Só tardiamente foi reconhecido, apesar de uma carreira invejável de colaborações profissionais ao mais alto nível.
Naturalmente tímido, exageradamente humilde e lúcido sobre a qualidade do seu trabalho, recusou sempre publicidade cujo deslumbramento poderia ofuscar a grandeza e simplicidade da sua obra.
A Artifort, marca holandesa com quem este prestigiado designer colaborou ao longo dos últimos 50 anos, presta-lhe uma homenagem sem precedentes.
A verdade é que a Artifort deve a Pierre Paulin grande parte da sua consagração como marca, e pode dizer-se sem grande exagero que por muito tempo a sua imagem estará irremediavelmente ligada a ele.
Influenciado pelo seu tio Georges Paulin, engenheiro e designer notável que desenhou o primeiro carro sem capota para a Peugeot em 1931, Pierre Paulin interessa-se pelo design depois de um período de grande indecisão em que teria tentado estudar engenharia e mesmo escultura, a sua primeira paixão.

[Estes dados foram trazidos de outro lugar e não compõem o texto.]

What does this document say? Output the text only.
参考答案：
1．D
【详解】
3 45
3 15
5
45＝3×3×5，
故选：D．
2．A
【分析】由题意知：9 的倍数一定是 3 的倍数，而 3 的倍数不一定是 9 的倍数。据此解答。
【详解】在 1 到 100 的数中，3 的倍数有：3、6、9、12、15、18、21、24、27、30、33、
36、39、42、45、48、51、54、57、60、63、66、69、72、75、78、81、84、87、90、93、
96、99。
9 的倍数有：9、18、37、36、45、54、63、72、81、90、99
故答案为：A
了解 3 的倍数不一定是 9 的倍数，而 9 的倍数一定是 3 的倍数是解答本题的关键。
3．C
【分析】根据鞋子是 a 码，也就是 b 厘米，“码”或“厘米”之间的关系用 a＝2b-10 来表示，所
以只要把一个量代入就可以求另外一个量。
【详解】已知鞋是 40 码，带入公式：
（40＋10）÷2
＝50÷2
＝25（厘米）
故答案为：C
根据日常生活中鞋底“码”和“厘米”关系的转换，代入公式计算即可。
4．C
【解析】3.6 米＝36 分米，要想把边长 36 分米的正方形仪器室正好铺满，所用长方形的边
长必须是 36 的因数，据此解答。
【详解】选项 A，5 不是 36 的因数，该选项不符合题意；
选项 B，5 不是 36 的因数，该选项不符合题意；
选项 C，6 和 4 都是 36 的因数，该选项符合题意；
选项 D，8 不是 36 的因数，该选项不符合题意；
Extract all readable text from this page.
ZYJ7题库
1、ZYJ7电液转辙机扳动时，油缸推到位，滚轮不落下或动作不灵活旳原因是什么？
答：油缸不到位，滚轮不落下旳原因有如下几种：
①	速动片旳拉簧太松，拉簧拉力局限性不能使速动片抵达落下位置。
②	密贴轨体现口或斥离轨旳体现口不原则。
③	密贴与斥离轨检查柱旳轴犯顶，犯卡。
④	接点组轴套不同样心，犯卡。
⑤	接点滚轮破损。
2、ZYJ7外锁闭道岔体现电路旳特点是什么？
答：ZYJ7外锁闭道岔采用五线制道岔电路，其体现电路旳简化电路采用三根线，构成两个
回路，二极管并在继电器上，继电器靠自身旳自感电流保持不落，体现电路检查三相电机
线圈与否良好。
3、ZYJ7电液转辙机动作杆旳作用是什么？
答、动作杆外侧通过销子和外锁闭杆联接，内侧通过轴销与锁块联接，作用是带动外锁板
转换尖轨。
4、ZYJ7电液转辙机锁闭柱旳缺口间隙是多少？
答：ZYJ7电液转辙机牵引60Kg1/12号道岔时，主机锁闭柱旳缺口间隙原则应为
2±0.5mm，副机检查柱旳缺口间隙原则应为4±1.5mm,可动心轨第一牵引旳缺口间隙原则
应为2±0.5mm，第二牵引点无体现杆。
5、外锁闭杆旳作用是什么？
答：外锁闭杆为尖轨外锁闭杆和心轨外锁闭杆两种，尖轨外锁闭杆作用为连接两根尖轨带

Nos anos 50 descobre o Design holandês, depois o design escandinavo e o seu raio de interesses alargam-se a Alvar Aalto; Saarinen e Charles and Ray Eames por cujo trabalho irá nutrir uma profunda admiração.
Pierre Paulin descobre nos Eames o poder da emoção irradiada por um novo design técnico e racional.

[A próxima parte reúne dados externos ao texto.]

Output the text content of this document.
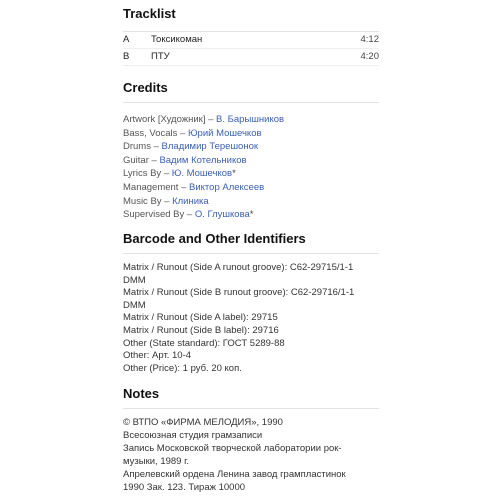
Tracklist
A	Токсикоман	4:12
B	ПТУ	4:20
Credits
Artwork [Художник] – В. Барышников
Bass, Vocals – Юрий Мошечков
Drums – Владимир Терешонок
Guitar – Вадим Котельников
Lyrics By – Ю. Мошечков*
Management – Виктор Алексеев
Music By – Клиника
Supervised By – О. Глушкова*
Barcode and Other Identifiers
Matrix / Runout (Side A runout groove): C62-29715/1-1
DMM
Matrix / Runout (Side B runout groove): C62-29716/1-1
DMM
Matrix / Runout (Side A label): 29715
Matrix / Runout (Side B label): 29716
Other (State standard): ГОСТ 5289-88
Other: Арт. 10-4
Other (Price): 1 руб. 20 коп.
Notes
© ВТПО «ФИРМА МЕЛОДИЯ», 1990
Всесоюзная студия грамзаписи
Запись Московской творческой лаборатории рок-
музыки, 1989 г.
Апрелевский ордена Ленина завод грампластинок
1990 Зак. 123. Тираж 10000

Começou por trabalhar com a Thonet e foi em 1958 que Hans Wagemans o convidou a fazer uma apresentação para a Artifort. Entre tantos outros designers, foi sobre Pierre Paulin que todas as atenções recaíram.
A colaboração que nesta fase se inicia com a Artifort, é o perfeito exemplo da melhor colaboração entre uma marca editora de design e um criador pioneiro da qualidade de um Pierre Paulin.
A Artifort permitiu a Pierre Paulin desenvolver uma aprofundada pesquisa sobre têxteis “stretch” em malha de Jersey, que teria permitido estofar os seus modelos inspirados em formas naturais, arredondadas e sensuais.
É desta época a edição da Oyster Chair, um verdadeiro ícone do design que se mantém em produção até hoje.
Segue-se a Orange Slice Chair.
Da observação de duas cascas de laranja nasce o que é hoje em dia uma das mais reconhecidas poltronas da Artifort.
A partir daí segue-se uma fase de grande fôlego criativo.
Entre inovação e provocação deliberada, surgem uns atrás dos outros os ícones que marcarão a associação à Artifort.
Modelos como a Mushroom Chair, a Rabino Chair ou a Tangue, são as versões mais aplaudidas entre tantas outras criações desta fase e fazem parte do portfólio da Artifort, ainda em produção aos dias de hoje.
Apesar da incontornável reputação como designer de produto, Pierre Paulin esteve sempre ligado a inúmeros e não menos importantes projetos de Design de Interiores.
Destacam-se o apartamento do presidente francês Georges Pompidou no Palais de L’Elysées ou os escritórios da Christian Dior.